Open source · 15k downloads · 0 likes

0.0
(0 reviews)EmbeddingAPI & Local
About

X-Codec Hubert General is an audio codec model designed to compress and decompress audio signals with optimal quality, even at very low bitrates (down to 0.5 kbps). It belongs to the X-Codec family and stands out for its ability to preserve the essential characteristics of voice and sound while significantly reducing file sizes. This model is particularly well-suited for applications requiring efficient audio transmission or storage, such as real-time communications or streaming platforms.

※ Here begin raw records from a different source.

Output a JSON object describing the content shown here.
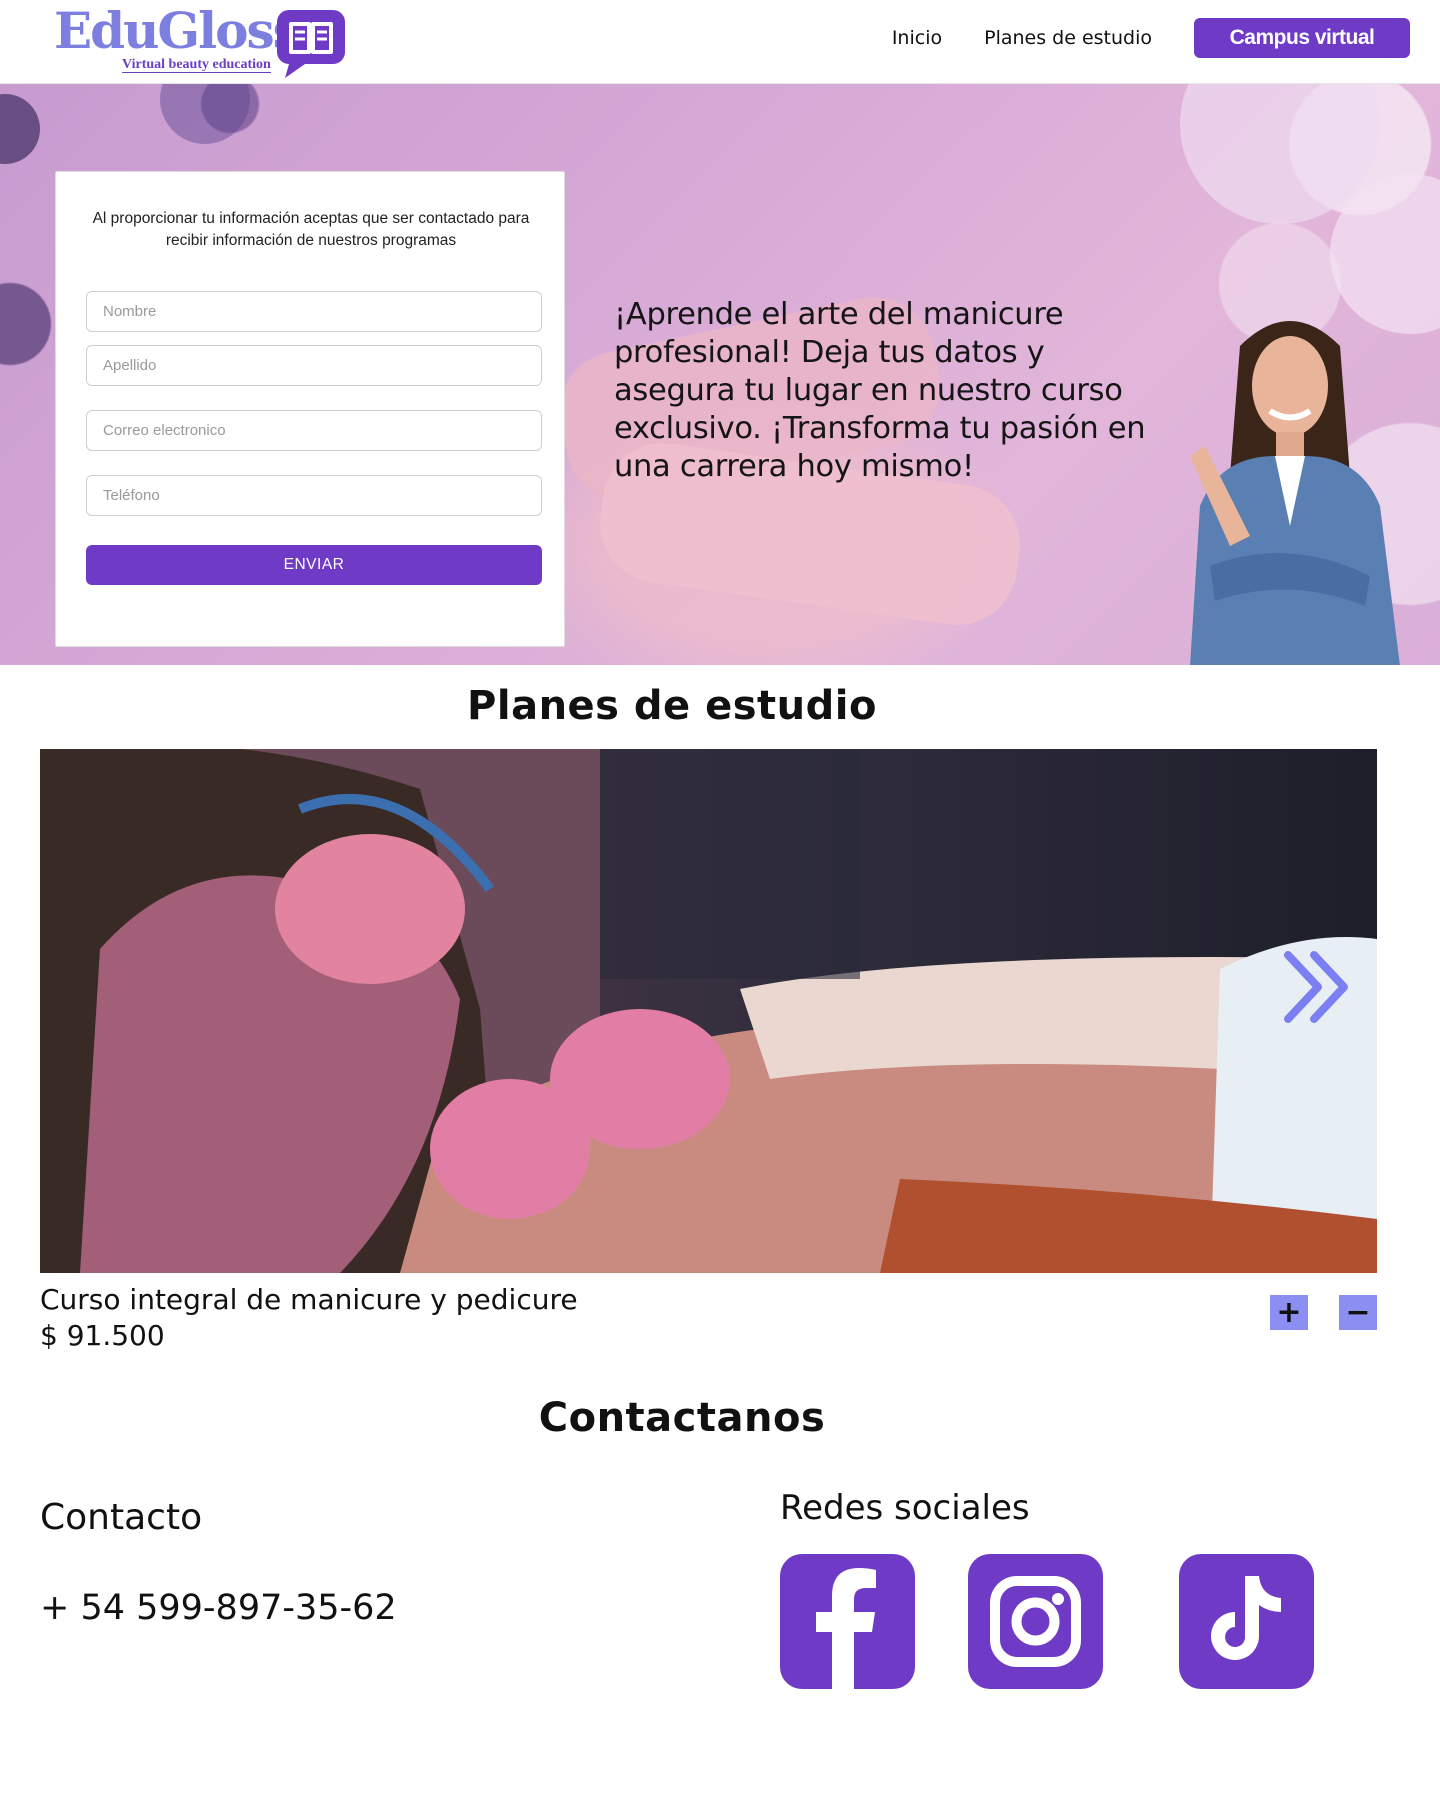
{
  "header": {
    "logo_word": "EduGloss",
    "logo_tagline": "Virtual beauty education",
    "nav": {
      "home_label": "Inicio",
      "plans_label": "Planes de estudio",
      "campus_label": "Campus virtual"
    }
  },
  "hero": {
    "form": {
      "note": "Al proporcionar tu información aceptas que ser contactado para recibir información de nuestros programas",
      "first_name_placeholder": "Nombre",
      "last_name_placeholder": "Apellido",
      "email_placeholder": "Correo electronico",
      "phone_placeholder": "Teléfono",
      "submit_label": "ENVIAR"
    },
    "headline": "¡Aprende el arte del manicure profesional! Deja tus datos y asegura tu lugar en nuestro curso exclusivo. ¡Transforma tu pasión en una carrera hoy mismo!"
  },
  "plans": {
    "title": "Planes de estudio",
    "course": {
      "name": "Curso integral de manicure y pedicure",
      "price": "$ 91.500",
      "increase_label": "+",
      "decrease_label": "−"
    }
  },
  "contact": {
    "title": "Contactanos",
    "contact_heading": "Contacto",
    "phone": "+ 54 599-897-35-62",
    "social_heading": "Redes sociales",
    "social_icons": [
      "facebook-icon",
      "instagram-icon",
      "tiktok-icon"
    ]
  },
  "colors": {
    "accent": "#6f3bc6",
    "logo": "#7d7fe0",
    "quantity_button": "#8c8ef2",
    "hero_tint": "#d7a9d6"
  }
}
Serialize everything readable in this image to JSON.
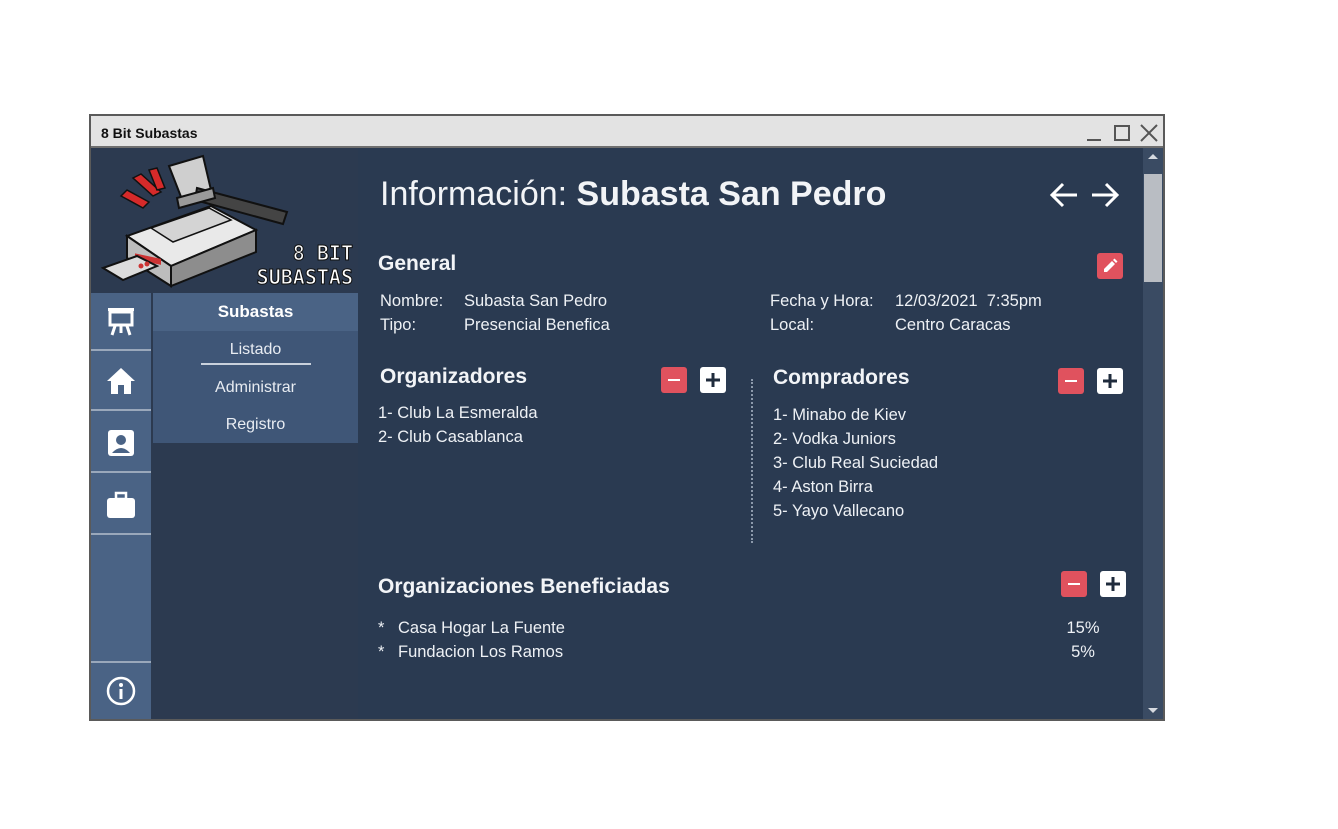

Its robustness and versatility make it an ideal tool for developers and researchers working on advanced audio projects.

Documentation

X-Codec (general audio)

This codec is part of the X-Codec family of codecs as shown below:

Model checkpointSemantic ModelDomainTraining Data
xcodec-hubert-librispeechfacebook/hubert-base-ls960SpeechLibrispeech
xcodec-wavlm-mlsmicrosoft/wavlm-base-plusSpeechMLS English
xcodec-wavlm-more-datamicrosoft/wavlm-base-plusSpeechMLS English + Internal data
xcodec-hubert-general (this model)ZhenYe234/hubert_base_general_audioGeneral audio200k hours internal data
xcodec-hubert-general-balancedZhenYe234/hubert_base_general_audioGeneral audioMore balanced data

Original model is xcodec_hubert_general_audio from this table.

Example usage

The example below applies the codec over all possible bandwidths.

Python

from datasets import Audio, load_dataset
from transformers import XcodecModel, AutoFeatureExtractor
import torch
import os
from scipy.io.wavfile import write as write_wav


model_id = "hf-audio/xcodec-hubert-general"
torch_device = "cuda" if torch.cuda.is_available() else "cpu"
available_bandwidths = [0.5, 1, 1.5, 2, 4]

# load model
model = XcodecModel.from_pretrained(model_id, device_map=torch_device)
feature_extractor = AutoFeatureExtractor.from_pretrained(model_id)

# load audio example
librispeech_dummy = load_dataset("hf-internal-testing/librispeech_asr_dummy", "clean", split="validation")
librispeech_dummy = librispeech_dummy.cast_column(
    "audio", Audio(sampling_rate=feature_extractor.sampling_rate)
)
audio_array = librispeech_dummy[0]["audio"]["array"]
inputs = feature_extractor(
    raw_audio=audio_array, sampling_rate=feature_extractor.sampling_rate, return_tensors="pt"
).to(model.device)
audio = inputs["input_values"]

for bandwidth in available_bandwidths:
    print(f"Encoding with bandwidth: {bandwidth} kbps")
    # encode
    audio_codes = model.encode(audio, bandwidth=bandwidth, return_dict=False)
    print("Codebook shape", audio_codes.shape)
    # 0.5 kbps -> torch.Size([1, 1, 293])
    # 1.0 kbps -> torch.Size([1, 2, 293])
    # 1.5 kbps -> torch.Size([1, 3, 293])
    # 2.0 kbps -> torch.Size([1, 4, 293])
    # 4.0 kbps -> torch.Size([1, 8, 293])

    # decode
    input_values_dec = model.decode(audio_codes).audio_values

    # save audio to file
    write_wav(f"{os.path.basename(model_id)}_{bandwidth}.wav", feature_extractor.sampling_rate, input_values_dec.squeeze().detach().cpu().numpy())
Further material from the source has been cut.